Will Price/West Virginia Legislative Photography
Senate Judiciary Chairman Charles Trump leads a meeting. Senator Mike Woelfel is in the background.

CHARLESTON, W.Va. — The Senate Judiciary Committee may vote Thursday morning on a bill that would establish an intermediate court of appeals for West Virginia.

If the committee passes the bill, it would be the first step on yet another legislative journey for a bill that has been brought up regularly in past years.

West Virginia is one of nine states without an intermediate appeals court.

Those who favor adding that layer of the court system have touted assurances that those who lose civil cases will have a greater guarantee to be heard.

Skeptics have questioned whether an intermediate court is necessary and whether the state can afford a new court system right now.

On Wednesday, lawmakers on Senate Judiciary debated the shape of the bill. Senators passed several amendments and knocked down a few others that were offered.

The results were expected to shape a whole new bill for the committee to look at during Thursday’s 10 a.m. meeting.

At this point, the bill calls for judges on the intermediate court to be appointed by the governor. Senator Mike Woelfel, D-Cabell, proposed an amendment to let voters in November decide whether the positions should be elected or appointed.

Republicans on the committee spoke against the amendment, contending that appointments would limit the effects of money and public popularity.

“I think it is well-intentioned, but the majority of states appoint their Supreme Court,” said Senator Ryan Weld, R-Brooke. “It would be a good way to bring that to this court as well.”

Senator Randy Smith, R-Tucker, also argued against election of intermediate court judges.

“I think by appointing these they would be more qualified candidates,” Smith said. “They jockey for position, and the best way to do that is with money. With elections, the richest group wins.”

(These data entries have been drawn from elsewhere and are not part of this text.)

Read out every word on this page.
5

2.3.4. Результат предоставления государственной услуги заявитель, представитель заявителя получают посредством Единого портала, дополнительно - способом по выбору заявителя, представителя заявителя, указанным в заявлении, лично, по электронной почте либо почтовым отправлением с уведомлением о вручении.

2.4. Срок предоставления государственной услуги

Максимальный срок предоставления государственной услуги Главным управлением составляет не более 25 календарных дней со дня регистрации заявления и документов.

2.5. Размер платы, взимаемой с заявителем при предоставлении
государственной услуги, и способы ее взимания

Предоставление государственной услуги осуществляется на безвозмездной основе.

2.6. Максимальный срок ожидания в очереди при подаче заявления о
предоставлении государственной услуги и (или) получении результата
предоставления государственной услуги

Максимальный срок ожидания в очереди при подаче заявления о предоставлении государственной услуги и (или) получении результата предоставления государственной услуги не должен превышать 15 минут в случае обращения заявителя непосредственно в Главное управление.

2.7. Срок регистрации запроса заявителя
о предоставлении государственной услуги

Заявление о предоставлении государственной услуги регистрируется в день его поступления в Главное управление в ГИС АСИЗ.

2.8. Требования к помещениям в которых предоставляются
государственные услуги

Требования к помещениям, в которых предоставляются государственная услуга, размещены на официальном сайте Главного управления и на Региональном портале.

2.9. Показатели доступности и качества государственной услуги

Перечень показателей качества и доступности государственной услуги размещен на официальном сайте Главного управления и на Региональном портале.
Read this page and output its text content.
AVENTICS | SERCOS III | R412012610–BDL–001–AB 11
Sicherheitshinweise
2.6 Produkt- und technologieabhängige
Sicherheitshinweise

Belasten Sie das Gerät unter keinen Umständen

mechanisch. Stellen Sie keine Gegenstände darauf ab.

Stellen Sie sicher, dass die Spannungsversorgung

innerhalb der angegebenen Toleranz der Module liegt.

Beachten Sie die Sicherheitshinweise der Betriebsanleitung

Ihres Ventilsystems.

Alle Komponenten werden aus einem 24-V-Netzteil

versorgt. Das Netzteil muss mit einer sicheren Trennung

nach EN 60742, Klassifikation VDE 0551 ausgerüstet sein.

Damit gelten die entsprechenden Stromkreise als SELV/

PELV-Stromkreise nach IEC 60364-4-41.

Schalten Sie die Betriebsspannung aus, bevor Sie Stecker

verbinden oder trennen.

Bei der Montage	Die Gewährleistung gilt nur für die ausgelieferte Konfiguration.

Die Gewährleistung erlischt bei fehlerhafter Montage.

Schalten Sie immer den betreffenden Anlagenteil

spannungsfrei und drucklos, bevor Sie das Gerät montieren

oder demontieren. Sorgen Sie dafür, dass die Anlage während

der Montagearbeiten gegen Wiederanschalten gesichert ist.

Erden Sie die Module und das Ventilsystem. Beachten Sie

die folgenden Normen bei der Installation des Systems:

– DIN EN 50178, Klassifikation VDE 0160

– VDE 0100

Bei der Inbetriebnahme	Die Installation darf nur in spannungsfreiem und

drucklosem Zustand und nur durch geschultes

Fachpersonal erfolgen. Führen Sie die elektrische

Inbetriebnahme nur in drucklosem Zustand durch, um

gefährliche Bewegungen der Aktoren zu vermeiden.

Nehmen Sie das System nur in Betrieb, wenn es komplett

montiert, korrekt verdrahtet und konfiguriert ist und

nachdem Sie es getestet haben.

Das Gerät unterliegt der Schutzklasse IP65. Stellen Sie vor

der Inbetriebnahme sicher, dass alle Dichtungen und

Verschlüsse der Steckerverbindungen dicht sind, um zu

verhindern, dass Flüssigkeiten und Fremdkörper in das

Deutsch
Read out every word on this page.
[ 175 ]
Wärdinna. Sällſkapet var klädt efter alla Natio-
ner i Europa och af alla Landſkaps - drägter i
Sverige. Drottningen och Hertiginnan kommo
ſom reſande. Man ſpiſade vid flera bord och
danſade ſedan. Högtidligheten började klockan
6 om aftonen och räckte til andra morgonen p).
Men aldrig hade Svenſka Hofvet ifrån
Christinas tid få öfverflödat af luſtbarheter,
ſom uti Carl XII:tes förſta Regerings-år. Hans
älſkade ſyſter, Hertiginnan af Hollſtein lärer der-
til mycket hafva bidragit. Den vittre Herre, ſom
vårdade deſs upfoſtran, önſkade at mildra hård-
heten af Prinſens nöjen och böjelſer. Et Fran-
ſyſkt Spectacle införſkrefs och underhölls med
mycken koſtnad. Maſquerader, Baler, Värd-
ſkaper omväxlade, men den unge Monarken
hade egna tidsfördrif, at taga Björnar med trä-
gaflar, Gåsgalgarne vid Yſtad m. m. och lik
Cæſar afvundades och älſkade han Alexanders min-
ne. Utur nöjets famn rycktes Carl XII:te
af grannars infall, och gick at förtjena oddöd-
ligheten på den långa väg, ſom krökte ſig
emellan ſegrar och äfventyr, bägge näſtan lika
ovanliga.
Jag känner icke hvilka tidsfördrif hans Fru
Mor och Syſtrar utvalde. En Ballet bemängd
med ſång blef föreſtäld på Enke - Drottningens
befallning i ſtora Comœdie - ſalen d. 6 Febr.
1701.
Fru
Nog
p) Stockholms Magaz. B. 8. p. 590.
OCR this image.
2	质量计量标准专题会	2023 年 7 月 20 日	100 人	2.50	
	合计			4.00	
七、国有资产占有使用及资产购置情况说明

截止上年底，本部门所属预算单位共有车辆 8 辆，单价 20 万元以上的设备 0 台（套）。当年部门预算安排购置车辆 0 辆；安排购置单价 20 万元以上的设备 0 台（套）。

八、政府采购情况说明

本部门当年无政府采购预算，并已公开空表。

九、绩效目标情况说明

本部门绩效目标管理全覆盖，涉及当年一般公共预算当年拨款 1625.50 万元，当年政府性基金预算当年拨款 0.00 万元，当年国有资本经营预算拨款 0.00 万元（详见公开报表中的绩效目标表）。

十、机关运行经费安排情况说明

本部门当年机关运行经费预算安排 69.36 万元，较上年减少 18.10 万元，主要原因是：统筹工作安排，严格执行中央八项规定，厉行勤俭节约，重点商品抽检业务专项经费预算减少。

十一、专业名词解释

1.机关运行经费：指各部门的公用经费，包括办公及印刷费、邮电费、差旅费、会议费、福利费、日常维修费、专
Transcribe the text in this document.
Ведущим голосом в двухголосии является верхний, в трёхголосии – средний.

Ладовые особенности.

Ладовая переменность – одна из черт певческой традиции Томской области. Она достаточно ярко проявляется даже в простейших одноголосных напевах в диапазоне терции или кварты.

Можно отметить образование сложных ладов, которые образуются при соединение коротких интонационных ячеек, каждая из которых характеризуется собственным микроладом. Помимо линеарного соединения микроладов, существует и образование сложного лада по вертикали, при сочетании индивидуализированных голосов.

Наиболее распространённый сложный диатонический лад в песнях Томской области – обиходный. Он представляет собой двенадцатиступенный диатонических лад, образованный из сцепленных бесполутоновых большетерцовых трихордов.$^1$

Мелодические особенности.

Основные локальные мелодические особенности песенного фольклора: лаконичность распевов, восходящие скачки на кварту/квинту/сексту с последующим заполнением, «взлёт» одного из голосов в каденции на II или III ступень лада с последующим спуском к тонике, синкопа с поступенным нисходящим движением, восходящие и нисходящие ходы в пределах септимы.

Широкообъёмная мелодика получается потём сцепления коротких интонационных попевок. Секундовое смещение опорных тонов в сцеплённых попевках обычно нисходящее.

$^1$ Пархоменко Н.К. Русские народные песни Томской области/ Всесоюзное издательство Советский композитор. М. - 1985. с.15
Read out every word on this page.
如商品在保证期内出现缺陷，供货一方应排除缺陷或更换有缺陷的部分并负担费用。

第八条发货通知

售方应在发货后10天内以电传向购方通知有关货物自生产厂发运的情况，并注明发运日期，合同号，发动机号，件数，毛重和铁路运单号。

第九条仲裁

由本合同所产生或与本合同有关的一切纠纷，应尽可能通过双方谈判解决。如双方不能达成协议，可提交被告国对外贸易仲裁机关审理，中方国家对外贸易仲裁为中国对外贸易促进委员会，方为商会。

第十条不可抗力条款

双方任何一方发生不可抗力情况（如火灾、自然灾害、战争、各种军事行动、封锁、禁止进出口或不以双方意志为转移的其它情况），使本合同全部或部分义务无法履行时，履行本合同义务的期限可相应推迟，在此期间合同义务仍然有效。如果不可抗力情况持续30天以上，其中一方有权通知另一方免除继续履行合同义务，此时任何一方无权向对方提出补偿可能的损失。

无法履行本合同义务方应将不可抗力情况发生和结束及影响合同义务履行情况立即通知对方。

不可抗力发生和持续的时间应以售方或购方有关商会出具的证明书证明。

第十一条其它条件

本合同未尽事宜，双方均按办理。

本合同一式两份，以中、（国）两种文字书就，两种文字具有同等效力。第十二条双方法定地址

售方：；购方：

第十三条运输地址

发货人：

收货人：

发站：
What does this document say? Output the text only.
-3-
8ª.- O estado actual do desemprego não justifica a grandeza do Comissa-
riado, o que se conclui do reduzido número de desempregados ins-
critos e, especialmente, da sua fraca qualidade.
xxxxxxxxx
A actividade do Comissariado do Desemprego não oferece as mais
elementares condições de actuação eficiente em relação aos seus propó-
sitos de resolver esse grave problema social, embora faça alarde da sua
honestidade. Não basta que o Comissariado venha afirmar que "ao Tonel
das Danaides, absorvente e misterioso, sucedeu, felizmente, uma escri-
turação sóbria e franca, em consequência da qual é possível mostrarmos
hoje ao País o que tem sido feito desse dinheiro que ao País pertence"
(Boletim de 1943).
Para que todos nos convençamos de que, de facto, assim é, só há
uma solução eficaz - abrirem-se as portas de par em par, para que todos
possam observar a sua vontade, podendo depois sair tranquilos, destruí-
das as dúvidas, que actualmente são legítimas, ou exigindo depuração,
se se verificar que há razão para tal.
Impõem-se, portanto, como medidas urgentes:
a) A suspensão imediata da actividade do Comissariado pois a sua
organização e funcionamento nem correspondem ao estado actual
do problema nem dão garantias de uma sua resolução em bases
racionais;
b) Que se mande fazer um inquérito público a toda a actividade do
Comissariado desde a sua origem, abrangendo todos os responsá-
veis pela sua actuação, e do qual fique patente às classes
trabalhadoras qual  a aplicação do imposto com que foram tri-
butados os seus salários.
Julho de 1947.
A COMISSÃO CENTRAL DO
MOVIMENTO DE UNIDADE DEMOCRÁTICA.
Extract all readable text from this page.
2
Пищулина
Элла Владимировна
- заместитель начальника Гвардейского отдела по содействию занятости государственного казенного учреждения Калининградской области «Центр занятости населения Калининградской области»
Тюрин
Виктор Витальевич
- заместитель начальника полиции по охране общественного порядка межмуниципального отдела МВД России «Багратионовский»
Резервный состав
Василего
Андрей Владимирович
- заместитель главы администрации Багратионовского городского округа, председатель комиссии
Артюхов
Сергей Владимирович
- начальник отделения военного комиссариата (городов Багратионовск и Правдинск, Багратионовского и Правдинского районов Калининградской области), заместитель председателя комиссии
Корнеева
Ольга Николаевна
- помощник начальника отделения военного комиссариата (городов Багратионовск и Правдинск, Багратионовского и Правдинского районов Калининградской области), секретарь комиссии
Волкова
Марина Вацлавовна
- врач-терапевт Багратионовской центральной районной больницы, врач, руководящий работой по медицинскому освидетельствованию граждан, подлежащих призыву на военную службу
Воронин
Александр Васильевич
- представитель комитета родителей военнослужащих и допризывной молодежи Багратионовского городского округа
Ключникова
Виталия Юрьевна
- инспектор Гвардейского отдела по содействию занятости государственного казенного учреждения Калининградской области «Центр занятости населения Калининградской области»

Woelfel seemed to get frustrated and argued again that his proposed amendment would give power to voters.

“I think if you vote for the amendment you show your confidence in the people of the state of West Virginia,” he said. “If you don’t, you say they’re a bunch of dumb, inbred hillbillies.”

The committee voted his amendment down.

Senator Mike Romano, D-Harrison, proposed an amendment saying that the party on the losing end of a verdict would be required to post a bond while moving forward in the intermediate court.

“If you’re going to be able to appeal things to two levels instead of one, if you’re going to be able to delay things more than a year, it seems only fair to assure those funds will be there at the end of the day,” Romano said.

Romano suggested that should be in line with requirements already in place for appealing to the state Supreme Court.

The other committee members agreed that being consistent with the rules already in place for appealing to the Supreme Court and approved the proposed amendment.

Senator Charles Clements, R-Wetzel proposed making the initial terms six, eight and ten years to assure they would be staggered. After the initial terms, the terms would be for 10 years to maintain the staggered turnover. That amendment also passed.

Senator Weld proposed amending out a 180-day deadline for the intermediate court to reach a verdict. His amendment would establish reporting requirements instead, like those that exist in other layers of the court system.

That amendment also was passed by the committee.

Senator Romano offered an amendment to stagger the parties of those who serve on the intermediate court. The bill currently has the court as nonpartisan, like other judicial positions in West Virginia are now.

“To avoid packing the court, staggering the parties of the court would be appropriate,” Romano said. “If you want to balance between the court, you have to balance between the parties.”

Senator Robert Karnes, R-Upshur, suggested the judges who are appointed to the intermediate court are likely to behave in a nonpartisan way in any case.

Senator Weld said, “I would hate to force a limitation on the governor in who he appoints.”

Romano responded, “Justice is blind. We don’t have to be. All I’m trying to suggest is a very simple rule that we divide them up between parties.”

The committee voted down his proposed amendment.